Les mots ont un sens et une vérité. Comme le dit le poète et écrivain français Nicolas Boileau, « ce que l’on conçoit bien s’énonce clairement, et les mots pour le dire arrivent aisément ». Au Parti québécois, les mots ne veulent plus rien dire. Et particulièrement le mot censé désigner l’objectif ultime de cette formation politique pour l’avenir du Québec : l’indépendance. Bernard Landry vient de rétablir les choses.
Dans une allocution prononcée samedi, l’ancien premier ministre a clairement dit ce qu’il voulait. « Utilisons les bons mots. Regardons les choses en face : nous voulons l’indépendance nationale. »

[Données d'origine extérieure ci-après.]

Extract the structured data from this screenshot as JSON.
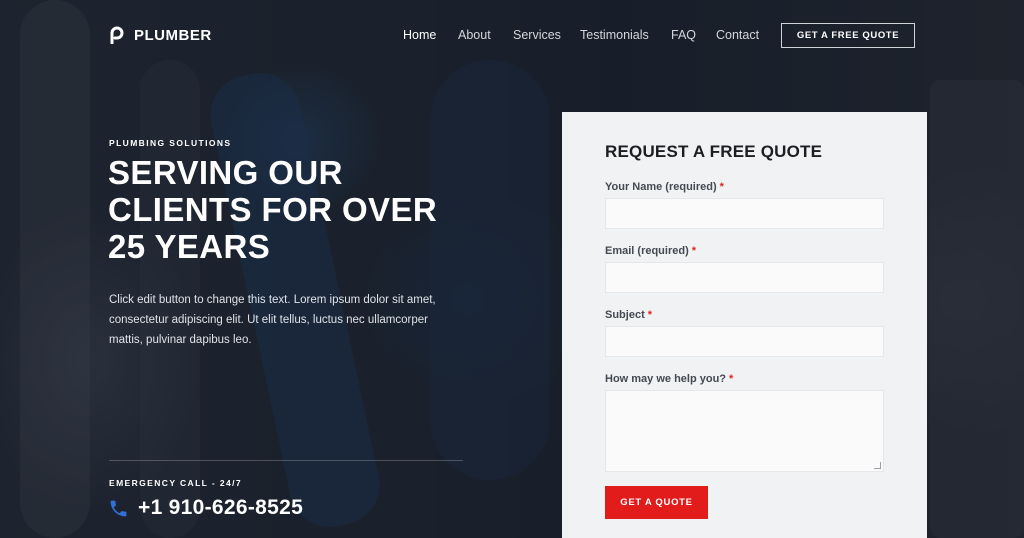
{
  "brand": {
    "name": "PLUMBER",
    "icon": "logo-p-icon"
  },
  "nav": {
    "items": [
      {
        "label": "Home",
        "active": true
      },
      {
        "label": "About",
        "active": false
      },
      {
        "label": "Services",
        "active": false
      },
      {
        "label": "Testimonials",
        "active": false
      },
      {
        "label": "FAQ",
        "active": false
      },
      {
        "label": "Contact",
        "active": false
      }
    ],
    "cta_label": "GET A FREE QUOTE"
  },
  "hero": {
    "eyebrow": "PLUMBING SOLUTIONS",
    "headline_lines": [
      "SERVING OUR",
      "CLIENTS FOR OVER",
      "25 YEARS"
    ],
    "lead": "Click edit button to change this text. Lorem ipsum dolor sit amet, consectetur adipiscing elit. Ut elit tellus, luctus nec ullamcorper mattis, pulvinar dapibus leo.",
    "emergency_label": "EMERGENCY CALL - 24/7",
    "phone": "+1 910-626-8525",
    "phone_icon": "phone-icon"
  },
  "form": {
    "title": "REQUEST A FREE QUOTE",
    "fields": [
      {
        "label": "Your Name (required)",
        "required_mark": "*",
        "value": ""
      },
      {
        "label": "Email (required)",
        "required_mark": "*",
        "value": ""
      },
      {
        "label": "Subject",
        "required_mark": "*",
        "value": ""
      },
      {
        "label": "How may we help you?",
        "required_mark": "*",
        "value": ""
      }
    ],
    "submit_label": "GET A QUOTE"
  },
  "colors": {
    "accent": "#e21b1b",
    "phone_icon": "#2f6fd6",
    "card_bg": "#f1f2f4",
    "text_light": "#ffffff"
  }
}
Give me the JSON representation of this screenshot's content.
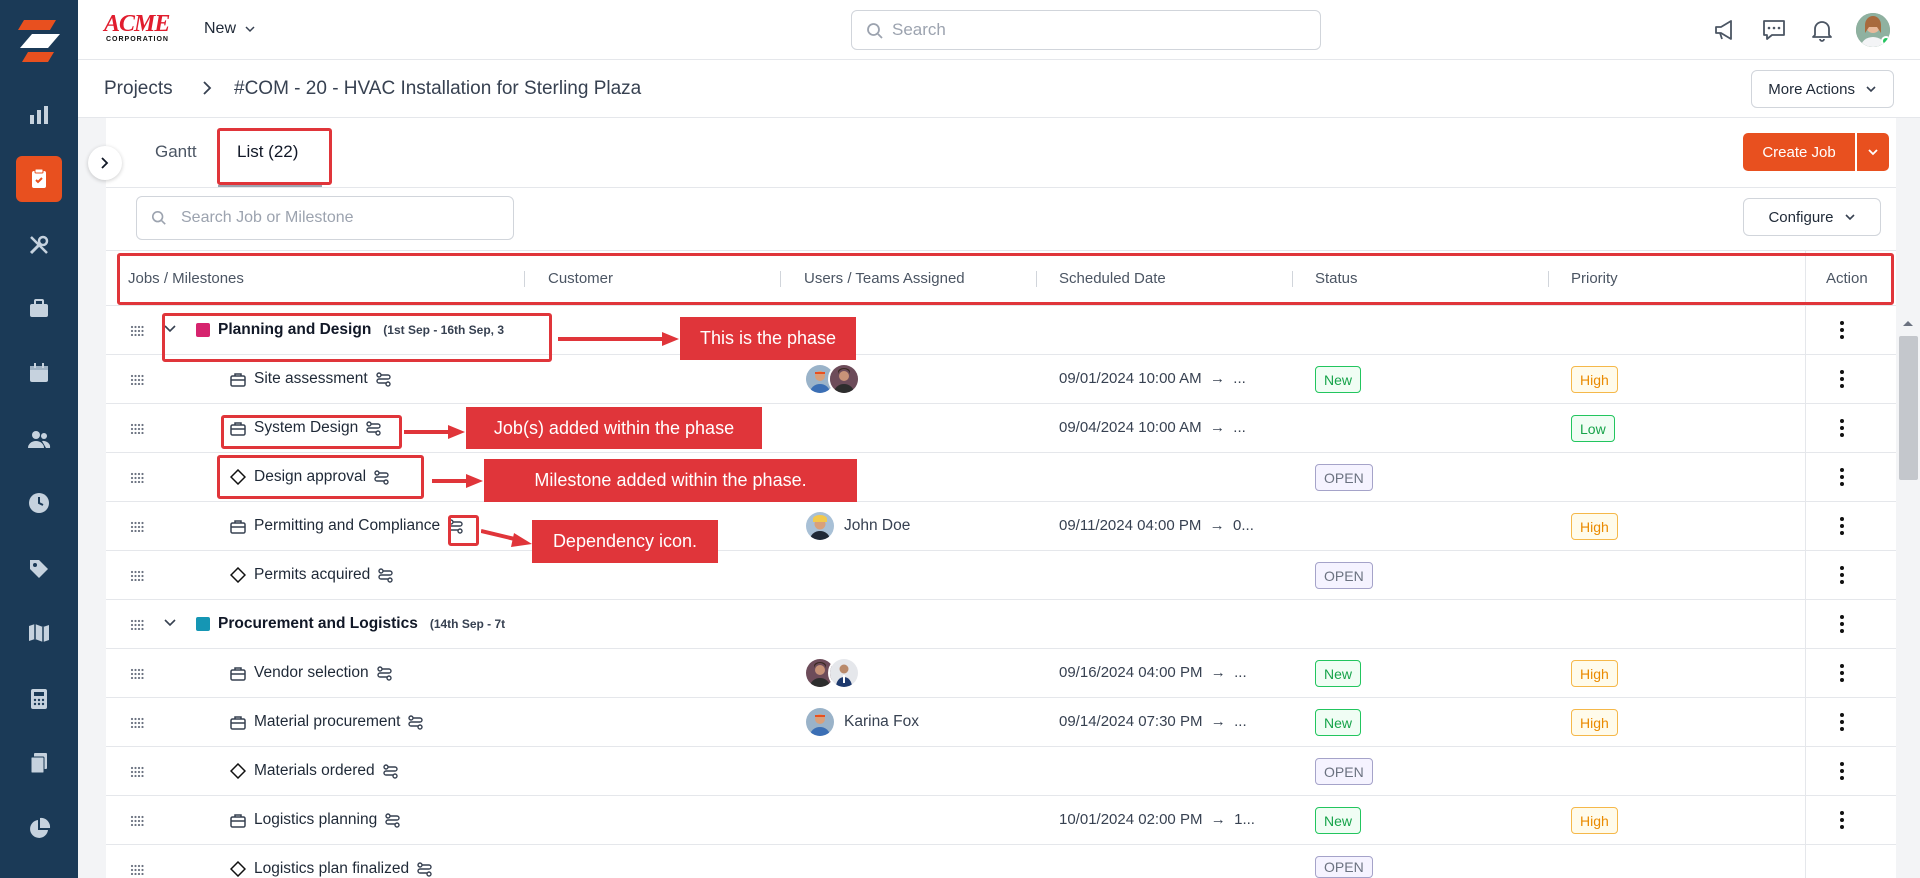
{
  "topbar": {
    "brand_main": "ACME",
    "brand_sub": "CORPORATION",
    "new_label": "New",
    "search_placeholder": "Search"
  },
  "breadcrumb": {
    "root": "Projects",
    "title": "#COM - 20 - HVAC Installation for Sterling Plaza",
    "more_actions": "More Actions"
  },
  "tabs": {
    "gantt": "Gantt",
    "list": "List (22)"
  },
  "toolbar": {
    "create_job": "Create Job",
    "search_placeholder": "Search Job or Milestone",
    "configure": "Configure"
  },
  "table": {
    "columns": [
      "Jobs / Milestones",
      "Customer",
      "Users / Teams Assigned",
      "Scheduled Date",
      "Status",
      "Priority",
      "Action"
    ],
    "phases": [
      {
        "name": "Planning and Design",
        "dates": "(1st Sep - 16th Sep, 3",
        "color": "#d6246e"
      },
      {
        "name": "Procurement and Logistics",
        "dates": "(14th Sep - 7t",
        "color": "#1596b4"
      }
    ],
    "rows": [
      {
        "name": "Site assessment",
        "sched": "09/01/2024 10:00 AM",
        "sched_end": "...",
        "status": "New",
        "priority": "High"
      },
      {
        "name": "System Design",
        "sched": "09/04/2024 10:00 AM",
        "sched_end": "...",
        "status": "",
        "priority": "Low"
      },
      {
        "name": "Design approval",
        "sched": "",
        "status": "OPEN",
        "priority": ""
      },
      {
        "name": "Permitting and Compliance",
        "assignee": "John Doe",
        "sched": "09/11/2024 04:00 PM",
        "sched_end": "0...",
        "status": "",
        "priority": "High"
      },
      {
        "name": "Permits acquired",
        "sched": "",
        "status": "OPEN",
        "priority": ""
      },
      {
        "name": "Vendor selection",
        "sched": "09/16/2024 04:00 PM",
        "sched_end": "...",
        "status": "New",
        "priority": "High"
      },
      {
        "name": "Material procurement",
        "assignee": "Karina Fox",
        "sched": "09/14/2024 07:30 PM",
        "sched_end": "...",
        "status": "New",
        "priority": "High"
      },
      {
        "name": "Materials ordered",
        "sched": "",
        "status": "OPEN",
        "priority": ""
      },
      {
        "name": "Logistics planning",
        "sched": "10/01/2024 02:00 PM",
        "sched_end": "1...",
        "status": "New",
        "priority": "High"
      },
      {
        "name": "Logistics plan finalized",
        "sched": "",
        "status": "OPEN",
        "priority": ""
      }
    ]
  },
  "annotations": {
    "phase": "This is the phase",
    "jobs": "Job(s) added within the phase",
    "milestone": "Milestone added within the phase.",
    "dependency": "Dependency icon."
  },
  "colors": {
    "sidebar": "#1b3a57",
    "accent": "#e8501f",
    "annotation": "#e0353a"
  }
}
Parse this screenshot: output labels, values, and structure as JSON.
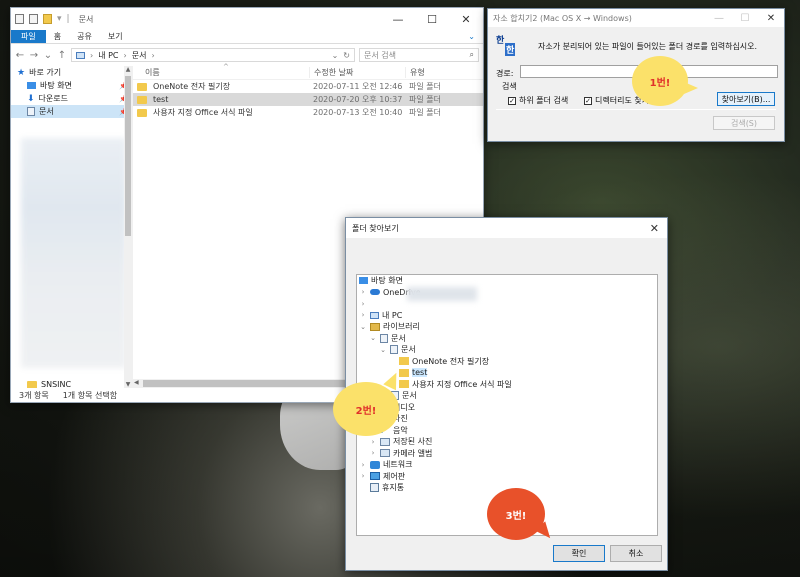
{
  "explorer": {
    "title": "문서",
    "ribbon": {
      "file": "파일",
      "home": "홈",
      "share": "공유",
      "view": "보기"
    },
    "address": {
      "pc": "내 PC",
      "folder": "문서"
    },
    "search_placeholder": "문서 검색",
    "columns": {
      "name": "이름",
      "date": "수정한 날짜",
      "type": "유형"
    },
    "files": [
      {
        "name": "OneNote 전자 필기장",
        "date": "2020-07-11 오전 12:46",
        "type": "파일 폴더"
      },
      {
        "name": "test",
        "date": "2020-07-20 오후 10:37",
        "type": "파일 폴더"
      },
      {
        "name": "사용자 지정 Office 서식 파일",
        "date": "2020-07-13 오전 10:40",
        "type": "파일 폴더"
      }
    ],
    "nav": {
      "quick": "바로 가기",
      "desktop": "바탕 화면",
      "downloads": "다운로드",
      "documents": "문서",
      "bottom": "SNSINC"
    },
    "status": {
      "count": "3개 항목",
      "selected": "1개 항목 선택함"
    }
  },
  "mac2win": {
    "title": "자소 합치기2 (Mac OS X → Windows)",
    "logo_top": "한",
    "logo_bottom": "한",
    "message": "자소가 분리되어 있는 파일이 들어있는 폴더 경로를 입력하십시오.",
    "path_label": "경로:",
    "path_value": "",
    "search_label": "검색",
    "subfolder": "하위 폴더 검색",
    "dirname": "디렉터리도 찾기",
    "browse_btn": "찾아보기(B)...",
    "find_btn": "검색(S)"
  },
  "browse": {
    "title": "폴더 찾아보기",
    "tree": {
      "desktop": "바탕 화면",
      "onedrive": "OneDrive",
      "mypc": "내 PC",
      "library": "라이브러리",
      "documents": "문서",
      "documents_sub": "문서",
      "onenote": "OneNote 전자 필기장",
      "test": "test",
      "office": "사용자 지정 Office 서식 파일",
      "documents2": "문서",
      "video": "비디오",
      "photos": "사진",
      "music": "음악",
      "saved_photos": "저장된 사진",
      "camera": "카메라 앨범",
      "network": "네트워크",
      "control": "제어판",
      "trash": "휴지통"
    },
    "ok": "확인",
    "cancel": "취소"
  },
  "callouts": {
    "one": "1번!",
    "two": "2번!",
    "three": "3번!"
  }
}
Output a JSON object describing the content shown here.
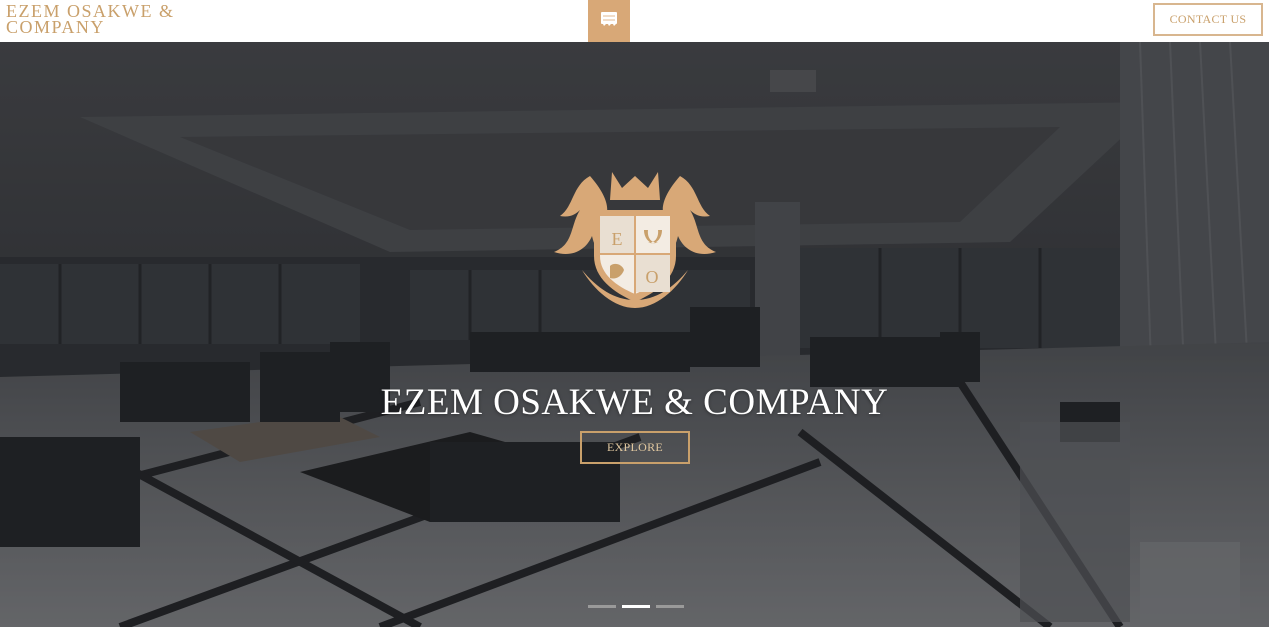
{
  "header": {
    "brand": "EZEM OSAKWE & COMPANY",
    "menu_icon": "menu-icon",
    "contact_label": "CONTACT US"
  },
  "hero": {
    "title": "EZEM OSAKWE & COMPANY",
    "explore_label": "EXPLORE",
    "crest": {
      "top_left": "E",
      "bottom_right": "O"
    },
    "slider": {
      "count": 3,
      "active_index": 1
    }
  },
  "colors": {
    "accent": "#d8a877",
    "brand_text": "#c9a06b",
    "overlay": "#3f4043"
  }
}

Si c’est maintenant clair pour Bernard Landry, cela ne l’est pas pour le PQ. La première ministre Pauline Marois refuse cette clarté. Avant même son élection, dans un discours devant le Conseil national du parti en 2011, Mme Marois n’avait pas prononcé une seule fois le mot indépendance. En fait, oui, elle en avait parlé, mais pour évoquer un autre sujet. Voici ce qu’elle avait à dire. « Nous allons bâtir le Québec du XXIe siècle avec l’indépendance énergétique. Nous allons bâtir une majorité favorable à la souveraineté du Québec. » Au PQ, il semble plus facile de promettre l’indépendance énergétique que l’indépendance du Québec.
Le choix des mots est, dans la bouche de Mme Marois, une posture politique adoptée il y a plus de 30 ans afin de rassembler le plus grand nombre possible de Québécois autour d’une option constitutionnelle. En effet, depuis la fondation du PQ, le mot « indépendance » est banni du discours péquiste pour faire place au mot « souveraineté ». La substitution sémantique est compréhensible. Les deux mots ne veulent pas nécessairement dire la même chose. Denis Monière, ancien chef du Parti indépendantiste et professeur de science politique à l’Université de Montréal, a déjà expliqué la subtile et néanmoins réelle différence entre les deux. « En principe, l’indépendance et la souveraineté c’est la même chose. Sauf que la souveraineté est un concept élastique : on peut être plus ou moins souverain, mais on ne peut être plus ou moins indépendant. On est ou on n’est pas indépendant. »
Si la souveraineté et l’indépendance se prêtent à des définitions diverses, alors que veulent dire au juste les sondages où la souveraineté (c’est-à-dire l’indépendance pour les dirigeants du PQ) peine à atteindre 40 % ? Eh bien, rien. Lorsque la question posée est un artifice langagier destiné à tricher avec la réalité, elle est un leurre et sème la confusion dans les esprits.
Devant cette confusion, les nouveaux indépendantistes refusent désormais toute ambiguïté au sujet de l’option. Après le naufrage du Bloc québécois le 2 mai 2011, la parole s’est libérée chez ceux qui, depuis longtemps, affirment sans détour, mais à voix basse, que les stratégies fondées sur une astuce sémantique ou sur « des gestes de souveraineté » ne vont nulle part. Ils réclament la clarté afin que le choix des Québécois se fasse en toute conscience des enjeux. Jocelyn Desjardins, président du Nouveau Mouvement pour le Québec, représente bien cette génération de la rupture. Contrairement à Mme Marois et à ses partisans, il n’a pas peur des mots. Dans plusieurs textes publiés au cours des deux dernières années, le mot « indépendance » revient constamment sous sa plume. Tous n’ont pas encore ce courage. Ainsi, l’ex-député péquiste Jean-Martin Aussant a créé un parti « souverainiste », mais il n’utilise pas le mot « indépendance ». Il semble estimer que, si sa nouvelle formation parle constamment de « souveraineté », dès lors les Québécois y verront plus clair qu’avec le PQ.
Au moment où certains péquistes redoutent la folklorisation de leur idée maîtresse, les indépendantistes ont une obligation de clarté envers les Québécois. Le premier acte de cette démarche serait de cesser les circonvolutions sémantiques et de nommer la chose. Le sens et la vérité d’un mot seraient alors rétablis au bénéfice des uns et des autres. Bernard Landry vient de montrer le chemin.